Uschi, mach kein’ Quatsch!
Die deutsche Schauspielerin erzählte jüngst in einem Interview mit einer großen deutschen Zeitung, dass ihr noch nie sexuelle Belästigung widerfahren sei. Ihre Erklärung? Sie strahle einfach aus, dass sie ein solches Verhalten nicht gestatte: „Ich würde jedem todsicher eine Ohrfeige geben.“ Damit aber noch nicht genug des Victim Shaming. Ihr Unverständnis für weibliche Wehrlosigkeit gelte nämlich nicht, wenn Gewalt im Spiel sei, „das ist eine andere Sache.“ Really Uschi, ist es das? Rein rechtlich sind wir hier nämlich schon eine ganze Ecke weiter: Als vor nunmehr einem Jahr, am 10.11.2016, das neue Sexualstrafrecht in Kraft trat, wurde darin zugleich der Grundsatz „Nein heißt Nein“ verankert. Mit dem neuen Gesetz ist ein sexueller Übergriff schon dann strafbar, wenn er gegen den erkennbaren Willen einer Person ausgeführt wird. Es kommt nicht mehr darauf an, ob eine betroffene Person sich gegen den Übergriff körperlich gewehrt hat oder warum ihr dies nicht gelungen ist, was vor allem Menschen mit geistiger und körperlicher Behinderung erstmals umfassend berücksichtigt. Ein Meilenstein für den Schutz der Selbstbestimmung – und dennoch sind es Aussagen wie diese, die die Glaubwürdigkeit von Opfern sexueller Belästigung und Gewalt immer wieder anzweifeln – bis jene es selbst tun. Umso wichtiger ist der kollektive Aufschrei, umso wichtiger die Bestärkung von Opfern, mit der das Geschehene aus einem undurchdringlichen Gefühlsdunkel ans Licht gebracht werden kann. Schließlich sollte – vor allem im Zweifelsfall – immer Opfer- vor Täterschutz stehen.

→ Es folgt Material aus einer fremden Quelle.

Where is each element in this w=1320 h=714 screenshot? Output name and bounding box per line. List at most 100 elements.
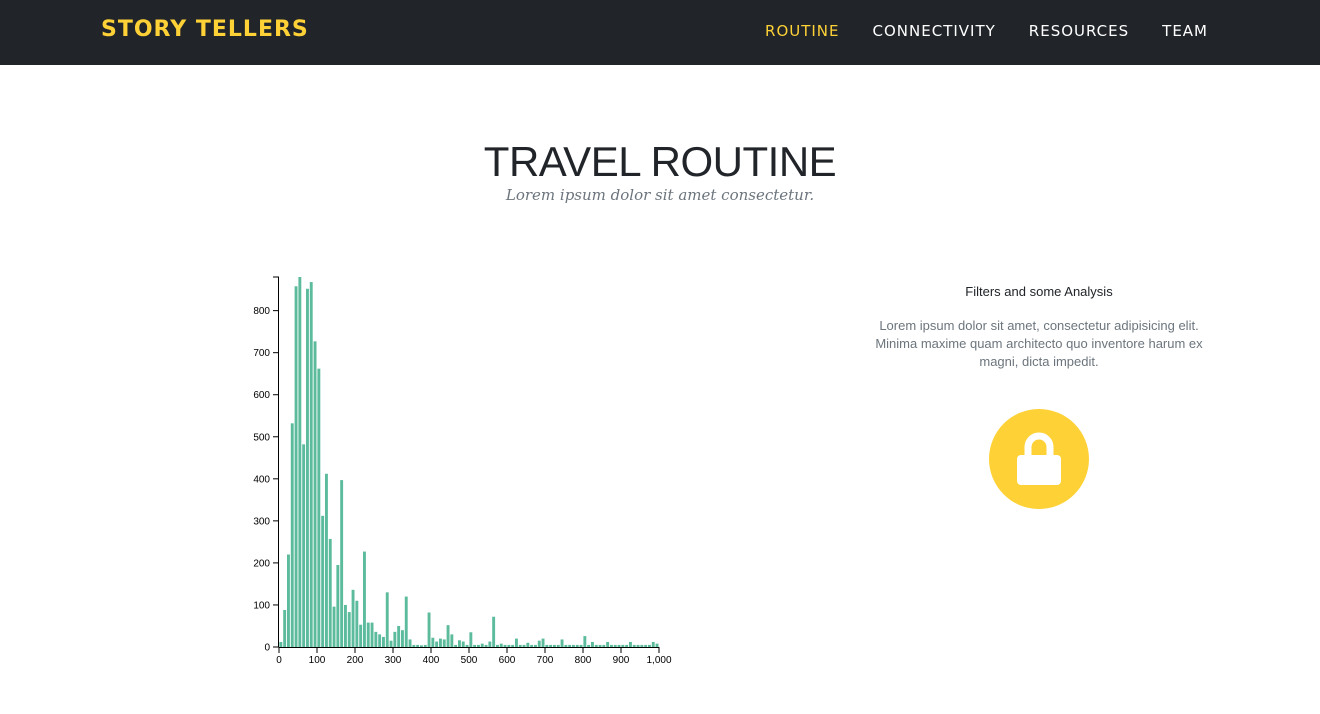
analysis-text: Lorem ipsum dolor sit amet, consectetur … [875, 318, 1203, 369]
bar [370, 622, 374, 647]
x-tick-label: 700 [537, 655, 554, 666]
bar [655, 643, 659, 647]
bar [290, 423, 294, 647]
x-tick-label: 400 [423, 655, 440, 666]
bar [382, 636, 385, 647]
bar [450, 634, 454, 647]
x-tick-label: 1,000 [646, 655, 671, 666]
bar [374, 631, 378, 647]
bar [572, 644, 575, 647]
bar [469, 632, 473, 647]
navbar: STORY TELLERS ROUTINE CONNECTIVITY RESOU… [0, 0, 1320, 65]
bar [423, 644, 427, 647]
bar [515, 638, 518, 647]
nav-item-connectivity[interactable]: CONNECTIVITY [873, 22, 996, 40]
bar [629, 641, 632, 647]
bar [610, 644, 613, 647]
bar [294, 286, 298, 647]
bar [321, 515, 325, 647]
bar [591, 641, 594, 647]
x-tick-label: 600 [499, 655, 516, 666]
analysis-panel: Filters and some Analysis Lorem ipsum do… [870, 284, 1208, 371]
bar [336, 565, 340, 647]
bar [317, 368, 321, 647]
bar [507, 644, 511, 647]
y-tick-label: 700 [253, 348, 270, 359]
bar [526, 642, 530, 647]
lock-icon [1017, 432, 1061, 485]
bar [302, 444, 306, 647]
nav-item-team[interactable]: TEAM [1162, 22, 1208, 40]
bar [283, 610, 287, 647]
bar [416, 644, 420, 647]
bar [613, 644, 617, 647]
bar [560, 639, 564, 647]
bar [408, 639, 412, 647]
bar [511, 644, 515, 647]
y-tick-label: 500 [253, 432, 270, 443]
bar [309, 282, 313, 647]
bars-group [279, 277, 659, 647]
bar [568, 644, 572, 647]
bar [594, 644, 598, 647]
bar [636, 644, 640, 647]
bar [351, 589, 355, 647]
bar [287, 554, 290, 647]
bar [541, 638, 545, 647]
bar [439, 638, 442, 647]
bar [621, 644, 625, 647]
bar [465, 644, 469, 647]
bar [564, 644, 568, 647]
bar [644, 644, 648, 647]
bar [480, 643, 484, 647]
section-heading: TRAVEL ROUTINE Lorem ipsum dolor sit ame… [0, 138, 1320, 204]
bar [640, 644, 644, 647]
bar [549, 644, 553, 647]
bar [397, 625, 401, 647]
bar [602, 644, 606, 647]
bar [518, 644, 522, 647]
nav-item-resources[interactable]: RESOURCES [1029, 22, 1129, 40]
bar [606, 641, 610, 647]
bar [473, 644, 477, 647]
x-tick-label: 900 [613, 655, 630, 666]
y-tick-label: 600 [253, 390, 270, 401]
bar [496, 644, 499, 647]
y-tick-label: 800 [253, 306, 270, 317]
bar [344, 604, 347, 647]
bar [442, 639, 446, 647]
lock-button[interactable] [989, 409, 1089, 509]
y-tick-label: 300 [253, 516, 270, 527]
bar [537, 640, 541, 647]
bar [401, 630, 404, 647]
bar [617, 644, 621, 647]
x-tick-label: 100 [309, 655, 326, 666]
bar [328, 538, 332, 647]
bar [446, 625, 450, 647]
bar [427, 612, 431, 647]
bar [393, 631, 397, 647]
bar [587, 644, 591, 647]
bar [385, 592, 389, 647]
brand-logo[interactable]: STORY TELLERS [101, 17, 309, 42]
bar [412, 644, 416, 647]
bar [583, 636, 587, 647]
y-tick-label: 400 [253, 474, 270, 485]
x-tick-label: 800 [575, 655, 592, 666]
bar [366, 622, 370, 647]
x-tick-label: 0 [276, 655, 282, 666]
y-tick-label: 0 [264, 643, 270, 654]
bar [431, 637, 435, 647]
bar [579, 644, 583, 647]
nav-item-routine[interactable]: ROUTINE [765, 22, 840, 40]
bar [359, 624, 363, 647]
bar [454, 644, 458, 647]
bar [575, 644, 579, 647]
bar [488, 641, 492, 647]
bar [648, 644, 651, 647]
page-subtitle: Lorem ipsum dolor sit amet consectetur. [505, 186, 815, 204]
bar [355, 600, 359, 647]
bar [522, 644, 526, 647]
bar [340, 480, 344, 647]
bar [492, 616, 496, 647]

Von Alpha-Tieren und Stereo-Typen

„Ich hatte mal ein männliches Kaninchen. Seitdem respektiere ich Männer.“ Was, Du verstehst nur Bahnhof? Dann dürften Dir vermutlich noch nicht die jüngsten Äußerungen der US-Schauspieler Ben Affleck und Matt Damon zu Ohren gekommen sein. Beide bekunden nämlich nicht nur medienwirksam ihr Mitgefühl mit Weinsteins Opfern, sondern betonen, wie sehr sie dessen Taten als Väter von Töchtern verurteilten. Affleck legt sogar noch nach und bemerkt, dass Männer ihre Schwestern, Freundinnen, Kolleginnen und Töchter noch besser beschützen müssten. Gut, bei einem Batman a. D. kann schon mal ein gewisser Beschützerinstinkt zutage treten, dennoch wäre es eventuell sinnvoller, stattdessen mal ein Wörtchen mit seinem Bruder Casey Affleck zu reden. Der hat nämlich auch schon so ein paar Anklagen wegen sexueller Belästigung am Hals – und das, obwohl die vermeintlichen Opfer Kolleginnen waren. Aber gut, vielleicht wusste er es als Vater von zwei Söhnen einfach nicht besser …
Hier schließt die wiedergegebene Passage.